BIG NEWS.
President Obama just finished his first major climate speech to the country — and he said things that NOBODY expected.
In his speech, the President drew a line in the sand on the Keystone XL pipeline: if it significantly increases climate pollution, he won’t approve it. And in a move that made me jump for joy, he gave a shout-out to the growing fossil fuel divestment movement.
The other policies he laid out were, for the most part, steps in the right direction. Ending the ability of power plants to emit unlimited carbon pollution, investing in clean energy, preparing for climate impacts, and and reengagement in the international climate process — these are all huge victories for the climate movement.
This was only possible because of the movement that we’ve all worked together to create. Our fossil fuel divestment campaign has caught fire. In February, we worked with our allies to hold the largest climate rally in US history to tell the President to move Forward on Climate — and now he really is.
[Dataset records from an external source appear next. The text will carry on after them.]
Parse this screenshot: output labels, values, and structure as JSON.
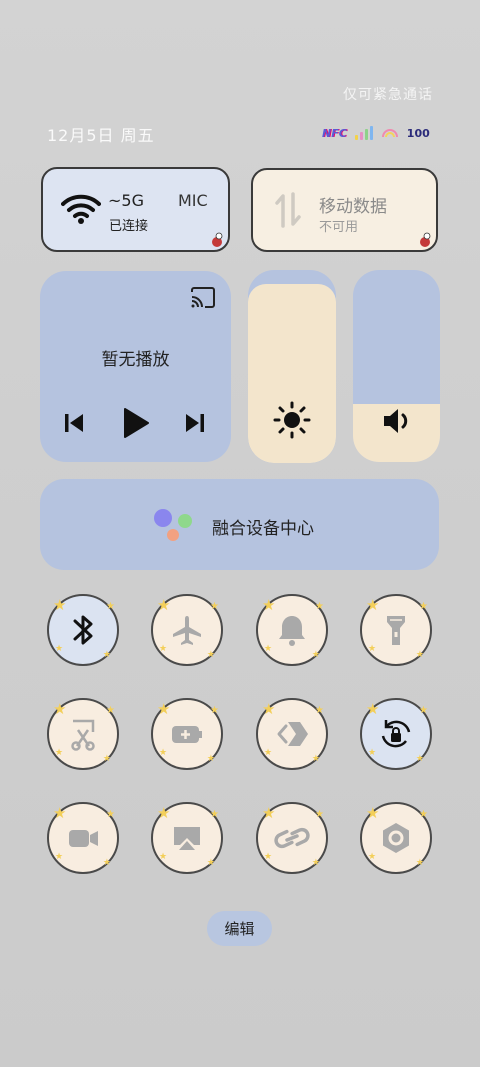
{
  "status": {
    "emergency_text": "仅可紧急通话",
    "date_text": "12月5日 周五",
    "nfc_label": "NFC",
    "battery": "100"
  },
  "wifi": {
    "name": "~5G",
    "name_tail": "MIC",
    "status": "已连接"
  },
  "mobile": {
    "title": "移动数据",
    "status": "不可用"
  },
  "media": {
    "title": "暂无播放"
  },
  "sliders": {
    "brightness_level": 0.93,
    "volume_level": 0.3
  },
  "fusion": {
    "label": "融合设备中心"
  },
  "tiles": [
    {
      "icon": "bluetooth-icon",
      "active": true
    },
    {
      "icon": "airplane-icon",
      "active": false
    },
    {
      "icon": "bell-icon",
      "active": false
    },
    {
      "icon": "flashlight-icon",
      "active": false
    },
    {
      "icon": "screenshot-icon",
      "active": false
    },
    {
      "icon": "battery-saver-icon",
      "active": false
    },
    {
      "icon": "nearby-share-icon",
      "active": false
    },
    {
      "icon": "rotation-lock-icon",
      "active": true
    },
    {
      "icon": "screen-record-icon",
      "active": false
    },
    {
      "icon": "screen-cast-icon",
      "active": false
    },
    {
      "icon": "link-icon",
      "active": false
    },
    {
      "icon": "nut-settings-icon",
      "active": false
    }
  ],
  "edit": {
    "label": "编辑"
  },
  "colors": {
    "card_blue": "#b5c3df",
    "card_cream": "#f3e5cc",
    "active_tile": "#dbe3f1"
  }
}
Right now is a critical time for us to up the ante — we’re aiming to raise over $100,000 in the next 24 hours to expand our campaign to stop Keystone XL and spark a huge push for bold climate action. Click here to chip in: www.350.org/game-on
One thing is clear after the President’s speech: our fight just got bumped up to a whole new level. The fossil fuel industry is already taking to the airwaves to attack the President’s climate plan — and they’re going to fight even harder for the Keystone pipeline.
The President said that the pipeline could only be approved if the project doesn’t “significantly exacerbate the climate problem.” We all know that Keystone would do exactly that, and the nation’s top climate scientists are unanimous in describing the pipeline as a major threat to our planet. But we don’t want to celebrate prematurely — the President did leave himself some wiggle room to approve Keystone. The State Department hired big oil contractors to write their report on the pipeline, and they said it wouldn’t ‘significantly’ increase emissions. Their arguments have been picked apart by journalists, scientists, even the Environmental Protection Agency — but there’s still a chance the administration could hide behind this weak analysis.
In the coming days and weeks, we’ll put your donation to work. We’ll expand our efforts to make sure Keystone protests greet the President at all his public events, work with allies like CREDO Action on the KXL “Pledge of Resistance,” and continue to wage an online, media, and grassroots campaign against the project.
The speech wasn’t without its missteps. The President announced loan guarantees for so-called “advanced” fossil fuel projects, and gave shout-outs to natural gas from fracking. On the whole, the plans he laid out weren’t nearly ambitious enough. The truth is, the President alone can’t deliver the type of real climate action we need, like putting a price on carbon. Keystone XL, fossil fuel divestment, and our other campaigns are building a grassroots movement to end Big Oil’s stranglehold on Washington — and now is the time to ramp them up. Click here to support a bold grassroots climate movement.
I’m writing this letter from Istanbul, where our team is here with 500 youth climate activists from all over the world for Global Power Shift — the first ever convergence of its kind. We watched the speech huddled around laptops and jumped up and down when we heard the parts about Keystone and divesting.
350.org started in 2008, while President Obama was still just a candidate — and we all hoped that one day he might be a political leader who would rise to the climate challenge. Today that challenge is more urgent than ever, our movement is stronger than ever, and the President’s speech has given us a new glimmer of hope. Game on.